Und dass Apple nun sagt, sie integrieren Flash nicht, weil’s zu vielen Abstürze verursacht und außerdem HTML 5 in den Startlöchern steht, da kann man echt nur noch lachen, denn: ein iPhone kaufe ich HEUTE, um damit HEUTE ins Internet gehen zu können und nicht erst in 4 Jahren, wenn HTML 5 dann (wirklich/vielleicht) Flash abgelöst hat und wenn es dann aber eh keine vollständigen Updates mehr für die iPhones gibt.
Insofern: von mir aus können Adobe und Apple sich gegenseitig zerstören. Tränen werden mir da keine kommen.
subverser reverser
12 Apr 10 at 7:40 pm
Das Thema ist echt merkwürdig. Eigentlich ist es ja die Wahl zwischen Pest und Cholera. Ich wünschte mir sehr, dass Flash stirbt und ebenso wünschte ich mir, dass Apple mit seine *n*lfixierten Politik Schiffbruch erleiden würde.
ABER:
Beide Dinge sind direkt miteinander verbunden: damit Flash stirbt braucht es jemanden, der die Power hat, dies durchzusetzen. Und es ist schon merkwürdig, dass die ganzen Publisher Trillionen Euros ausgeben um ihre Angebote einigen wenigen iPhones (es ging doch nie um inode,WAP, oder was auch immer) bereitzustellen. Das kostet nicht nur einmaliges Design und HTML sondern monatliche Kosten (siehe netbizquits). Aber erst, wenn ein Gerät auf den Markt kommt, das eigentlich die Seiten in normaler Auflösung darstellen könnte, aber eben kein Flash kann, wachen plötzlich alle Publisher auf und sagen: HTML5 ist die Zukunft, Flash war eh doof.
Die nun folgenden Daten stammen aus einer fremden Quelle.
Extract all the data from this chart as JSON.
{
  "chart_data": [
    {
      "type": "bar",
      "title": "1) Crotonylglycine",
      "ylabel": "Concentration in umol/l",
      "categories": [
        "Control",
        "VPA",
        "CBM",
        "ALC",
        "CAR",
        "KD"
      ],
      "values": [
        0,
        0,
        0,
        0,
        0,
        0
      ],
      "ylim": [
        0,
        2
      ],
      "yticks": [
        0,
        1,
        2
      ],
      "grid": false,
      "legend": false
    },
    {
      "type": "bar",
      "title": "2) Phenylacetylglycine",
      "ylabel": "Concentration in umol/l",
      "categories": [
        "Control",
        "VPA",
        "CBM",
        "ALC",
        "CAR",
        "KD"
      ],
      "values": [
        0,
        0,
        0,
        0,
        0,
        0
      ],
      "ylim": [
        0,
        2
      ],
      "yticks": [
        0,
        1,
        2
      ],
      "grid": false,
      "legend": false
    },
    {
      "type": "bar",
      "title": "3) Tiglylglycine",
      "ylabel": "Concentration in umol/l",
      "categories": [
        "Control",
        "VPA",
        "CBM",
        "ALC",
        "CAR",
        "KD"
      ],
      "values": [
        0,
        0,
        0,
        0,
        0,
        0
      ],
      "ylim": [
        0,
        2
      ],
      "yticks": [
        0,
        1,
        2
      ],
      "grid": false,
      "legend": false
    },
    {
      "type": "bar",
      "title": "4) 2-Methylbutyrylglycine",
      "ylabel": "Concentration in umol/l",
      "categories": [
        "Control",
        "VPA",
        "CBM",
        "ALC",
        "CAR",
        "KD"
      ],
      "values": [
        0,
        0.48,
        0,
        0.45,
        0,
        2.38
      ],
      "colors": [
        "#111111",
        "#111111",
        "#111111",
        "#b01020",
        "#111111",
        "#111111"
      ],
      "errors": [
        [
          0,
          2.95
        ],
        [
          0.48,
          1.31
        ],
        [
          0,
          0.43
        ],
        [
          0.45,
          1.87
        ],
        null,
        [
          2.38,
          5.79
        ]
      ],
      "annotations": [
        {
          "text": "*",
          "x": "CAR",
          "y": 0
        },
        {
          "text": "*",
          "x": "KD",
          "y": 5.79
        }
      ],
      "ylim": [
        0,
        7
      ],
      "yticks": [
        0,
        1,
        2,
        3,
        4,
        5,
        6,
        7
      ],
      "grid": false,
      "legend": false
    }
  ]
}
Warum haben denn so viele Leute mit dem FF Ad-Blocker und warum haben so viele Leute mit Safari clicktoflash? Sie möchten entscheiden können, wann es blinkt und tönt. Und sie möchten auch entscheiden können, wann Cookies respektive Shared Objects gespeichert werden.
Als jemand, der grade 10 Tage lang versucht hat sein 2G durch ein G2 zu ersetzen muss ich sagen, dass ein Gerät, das ein halbes Jahr alt ist, es nicht geschafft hat ein Gerät zu ersetzen, das fast drei Jahre alt ist. Ein OS, das 6 Monate alt ist, hat es nicht geschafft ein OS zu ersetzen, das ein Jahr alt ist. Es hat noch nicht einmal ein Kopfhörer der schwarz ist geschafft, den weissen iPhone-Kopfhörer zu ersetzen.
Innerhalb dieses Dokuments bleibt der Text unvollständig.